Another 9.2 percent of people say they keep just enough money in their savings accounts to meet the minimum balance requirements — a smart move that at least helps those depositors avoid maintenance fees. Minimum balance requirements can vary widely, however, and can be set relatively high compared with what most people are able to save. Bank of America, for example requires a minimum average balance of $1,500 a month to avoid its savings account fee, while Chase’s requirement is only $300.
Savings Account Balances by Age
The survey shows some correlation between the balances of Americans’ savings accounts and their ages. For example, younger millennials (ages 18 to 24), known for their saving prowess, report having a smaller savings account balance of $1 to $4,999 more than other age groups. Older millennials (ages 25 to 34) — sometimes referred to as Generation Y — follow closely behind.
Generation X (ages 35 to 54), while being older and presumably more experienced with money, actually report a savings account balance of $0 (31 percent), which is the highest number of all age groups. Only 16 percent of Gen Xers report having savings of $10,000 or more.

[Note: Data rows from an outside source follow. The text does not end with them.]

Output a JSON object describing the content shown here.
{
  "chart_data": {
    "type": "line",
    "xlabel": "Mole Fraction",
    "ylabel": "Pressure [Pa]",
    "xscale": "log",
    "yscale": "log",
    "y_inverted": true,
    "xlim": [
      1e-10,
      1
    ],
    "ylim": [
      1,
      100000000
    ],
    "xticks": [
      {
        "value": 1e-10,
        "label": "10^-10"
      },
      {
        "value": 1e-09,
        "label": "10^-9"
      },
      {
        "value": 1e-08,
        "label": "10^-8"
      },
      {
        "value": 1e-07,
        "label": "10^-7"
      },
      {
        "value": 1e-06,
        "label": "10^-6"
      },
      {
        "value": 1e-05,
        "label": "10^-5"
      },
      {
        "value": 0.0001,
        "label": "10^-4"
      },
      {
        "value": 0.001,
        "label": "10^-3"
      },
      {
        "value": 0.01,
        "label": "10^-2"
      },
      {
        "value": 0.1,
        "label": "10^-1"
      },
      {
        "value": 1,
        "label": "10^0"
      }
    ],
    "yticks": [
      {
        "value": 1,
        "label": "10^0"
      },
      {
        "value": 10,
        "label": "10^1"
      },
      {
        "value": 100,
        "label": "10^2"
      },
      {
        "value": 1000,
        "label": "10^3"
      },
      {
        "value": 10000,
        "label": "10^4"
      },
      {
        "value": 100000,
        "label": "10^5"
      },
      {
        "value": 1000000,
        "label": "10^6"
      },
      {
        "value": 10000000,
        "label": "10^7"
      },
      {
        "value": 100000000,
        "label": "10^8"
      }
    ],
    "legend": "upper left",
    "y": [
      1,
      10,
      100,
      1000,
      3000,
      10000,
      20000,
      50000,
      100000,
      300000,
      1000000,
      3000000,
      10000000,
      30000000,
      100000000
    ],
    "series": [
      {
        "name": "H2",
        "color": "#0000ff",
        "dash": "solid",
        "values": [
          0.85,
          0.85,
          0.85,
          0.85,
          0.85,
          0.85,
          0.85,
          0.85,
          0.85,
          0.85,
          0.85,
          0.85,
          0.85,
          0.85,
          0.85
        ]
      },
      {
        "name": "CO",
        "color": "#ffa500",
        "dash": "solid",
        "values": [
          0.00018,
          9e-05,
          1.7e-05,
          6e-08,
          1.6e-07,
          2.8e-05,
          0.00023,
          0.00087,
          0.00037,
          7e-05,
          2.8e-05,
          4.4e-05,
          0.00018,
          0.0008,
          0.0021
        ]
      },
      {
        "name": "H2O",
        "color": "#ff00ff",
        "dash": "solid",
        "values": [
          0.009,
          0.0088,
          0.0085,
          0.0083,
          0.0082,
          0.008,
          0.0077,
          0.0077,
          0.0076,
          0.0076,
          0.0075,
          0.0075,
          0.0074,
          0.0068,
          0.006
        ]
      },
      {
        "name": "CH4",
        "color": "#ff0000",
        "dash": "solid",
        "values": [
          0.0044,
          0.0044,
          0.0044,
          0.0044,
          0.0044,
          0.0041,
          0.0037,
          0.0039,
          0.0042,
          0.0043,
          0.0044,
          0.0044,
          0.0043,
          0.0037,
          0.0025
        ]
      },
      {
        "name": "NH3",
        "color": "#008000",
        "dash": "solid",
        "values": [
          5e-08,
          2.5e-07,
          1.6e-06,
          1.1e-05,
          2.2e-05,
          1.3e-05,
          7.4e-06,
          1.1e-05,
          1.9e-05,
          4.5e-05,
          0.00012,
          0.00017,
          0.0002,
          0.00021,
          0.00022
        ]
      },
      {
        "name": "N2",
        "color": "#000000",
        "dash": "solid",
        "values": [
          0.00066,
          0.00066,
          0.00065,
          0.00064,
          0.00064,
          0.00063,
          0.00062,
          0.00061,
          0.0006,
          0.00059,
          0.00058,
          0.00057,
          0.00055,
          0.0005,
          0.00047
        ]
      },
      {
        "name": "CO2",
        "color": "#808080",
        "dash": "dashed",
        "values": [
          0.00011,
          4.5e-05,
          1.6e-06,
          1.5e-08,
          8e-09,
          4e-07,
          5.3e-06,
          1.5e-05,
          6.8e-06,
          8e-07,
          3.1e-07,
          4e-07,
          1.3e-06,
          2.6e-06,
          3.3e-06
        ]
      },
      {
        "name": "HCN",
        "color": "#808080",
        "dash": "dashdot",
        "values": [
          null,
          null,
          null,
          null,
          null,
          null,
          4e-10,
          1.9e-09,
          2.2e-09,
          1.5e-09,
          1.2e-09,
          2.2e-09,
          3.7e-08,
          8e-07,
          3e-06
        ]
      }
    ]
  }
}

Baby boomers (ages 55 to 64) and seniors (65 and up) have the most money saved of any age group, with a full 20 percent of those past retirement age reporting savings of $10,000 or more. Only 7.5 percent of younger millennials have this much money saved.
Savings Trends by Gender
Overall, men and women report not having a savings account or having nothing in their savings accounts equally. Women are slightly more likely, however, to save a smaller amount of money, selecting the answers “less than $1,000” or “just the minimum balance requirement” more often than their male counterparts.
While similar numbers of men and women report savings balances of $1,000 up to $9,999, 60 percent more men than women report a savings balance over $10,000 (16.4 percent to 10.4 percent, respectively).
Savings Balances by Income
People with higher incomes tend to have higher savings account balances. Those making less than $75,000 a year report having $0 in savings more often than people who earn more money. This income group also reports lower balances like less than $1,000 or saving just the minimum required balance.
People earning $75,000 or more, however, are more likely to have more than $1,000 in their savings, and those earning at least $100,000 report having $10,000 or more in savings more than any other income group. While 27.7 percent of people earning more than $100,000 and 18.9 percent of people earning $75,000 to $99,999 report savings account balances of at least $10,000, about 20 percent of every income group earning less than $100,000 report having no savings.
What to Do If Your Savings Fall Short
If you’re in the majority that has less than $1,000 in savings, you already know that it’s hard to start saving. “I recognize that it can be tough to save money,” Huddleston said. But that’s exactly the reason you need to be proactive and actively work to make a change with your savings, she said.
“[P]eople should automate their savings — have a certain amount automatically transferred from checking to savings each month,” Huddleston said. “If the money comes out before you can spend it, you likely won’t even miss it.”
Keep Reading: What You Should Do With Your Money Before 2015 Ends
Methodology: This survey and the findings reported above are the results of a Google Consumer Survey conducted from Sept. 11-13, 2015, which collected 5,006 responses. The survey posed the question, “How much money do you have saved in your savings account?” and provided the following as possible answers: $0, “just the minimum balance requirement,” less than $1,000, $1,000-$4,999, $5,000-$9,999, $10,000 or more, and “I don’t have a savings account.” The responses are representative of the U.S. internet population, with a margin of error within 1.70 percent. Demographic information was not available for all respondents, and analysis of responses by demographics is based solely on responses for which the targeted demographic information was available.